Dans les dispositifs RAI, les modalités d’enseignement au niveau 2 sont voisines de celles qui sont recommandées pour tous au niveau 1 mais elles sont encore plus répétitives et multiplient les occasions de s’exercer. Elles réduisent encore plus la complexité des tâches proposées au niveau 1 et accentuent le modelage procédural par l’enseignant. Les élèves, moins nombreux, bénéficient de plus de feed-back immédiats.
Interroger le ministère de l’Éducation nationale
Les représentants des personnels enseignants doivent rapidement interroger le MEN : ce dispositif sera-t-il obligatoire à la rentrée prochaine ? Les outils de remédiation seront-ils imposés ?
Comment les enseignants trouveront-ils le temps de procéder à de tels ateliers de remédiation ? Les ateliers RAI vont-ils se dérouler pendant les 24 heures hebdomadaires ?
– Dans ce cas, que feront les autres élèves pendant ce temps ? Vont-ils passer leur temps à un travail solitaire sur fiche ?
– Quel temps restera-t-il au professeur pour enseigner toutes les autres disciplines ? Si l’on ajoute une heure quotidienne de remédiation − 30’ en français et 30’ en mathématiques − aux enseignements de français et de maths, il ne restera presque plus rien. N’est-ce pas contradictoire avec les objectifs de démocratisation visés ? On sait, par exemple, que les performances des élèves en lecture-compréhension dépendent beaucoup de leurs connaissances encyclopédiques : que deviendront-elles en sciences, en histoire, en géographie… si ces disciplines disparaissent progressivement ?
Les ateliers RAI vont-ils se dérouler en plus des 24 heures communes ?

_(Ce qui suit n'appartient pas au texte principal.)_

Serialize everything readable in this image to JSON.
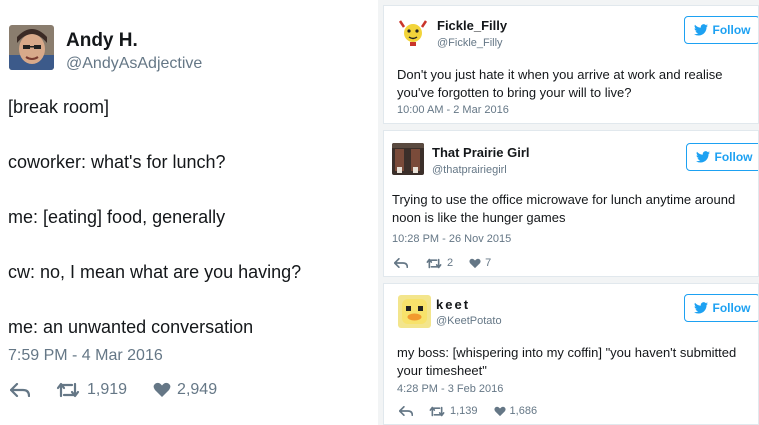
{
  "colors": {
    "brand": "#1da1f2",
    "text": "#14171a",
    "muted": "#657786",
    "border": "#e1e8ed"
  },
  "tweets": [
    {
      "name": "Andy H.",
      "handle": "@AndyAsAdjective",
      "lines": [
        "[break room]",
        "coworker: what's for lunch?",
        "me: [eating] food, generally",
        "cw: no, I mean what are you having?",
        "me: an unwanted conversation"
      ],
      "timestamp": "7:59 PM - 4 Mar 2016",
      "retweets": "1,919",
      "likes": "2,949"
    },
    {
      "name": "Fickle_Filly",
      "handle": "@Fickle_Filly",
      "follow_label": "Follow",
      "text": "Don't you just hate it when you arrive at work and realise you've forgotten to bring your will to live?",
      "timestamp": "10:00 AM - 2 Mar 2016"
    },
    {
      "name": "That Prairie Girl",
      "handle": "@thatprairiegirl",
      "follow_label": "Follow",
      "text": "Trying to use the office microwave for lunch anytime around noon is like the hunger games",
      "timestamp": "10:28 PM - 26 Nov 2015",
      "retweets": "2",
      "likes": "7"
    },
    {
      "name": "keet",
      "handle": "@KeetPotato",
      "follow_label": "Follow",
      "text": "my boss: [whispering into my coffin] \"you haven't submitted your timesheet\"",
      "timestamp": "4:28 PM - 3 Feb 2016",
      "retweets": "1,139",
      "likes": "1,686"
    }
  ]
}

– Dans le cadre des APC ? L’heure hebdomadaire est insuffisante.
– Le MEN restaurera-t-il les deux heures hebdomadaires de l’aide personnalisée d’antan ?
– Redéfinira-t-il le rôle des maitres des réseaux d’aide ?
Tous les élèves dits « en difficulté » seront-ils concernés ?
– Si non, le MEN prévoit-il des dispositifs distincts, inspirés du niveau 3 de la RAI pour les élèves « à besoins » et inspirés du niveau 2 de la RAI pour les élèves « fragiles » ?
– La première solution serait cohérente avec la logique de « la réponse à l’intervention ». On peut cependant en douter lorsqu’on lit sur le site du MEN qu’au-dessous du seuil 1 « une intervention pédagogique doit être mise en œuvre sans délai » alors qu’entre les seuils 1 et 2 seule « une vigilance accrue doit être exercée ».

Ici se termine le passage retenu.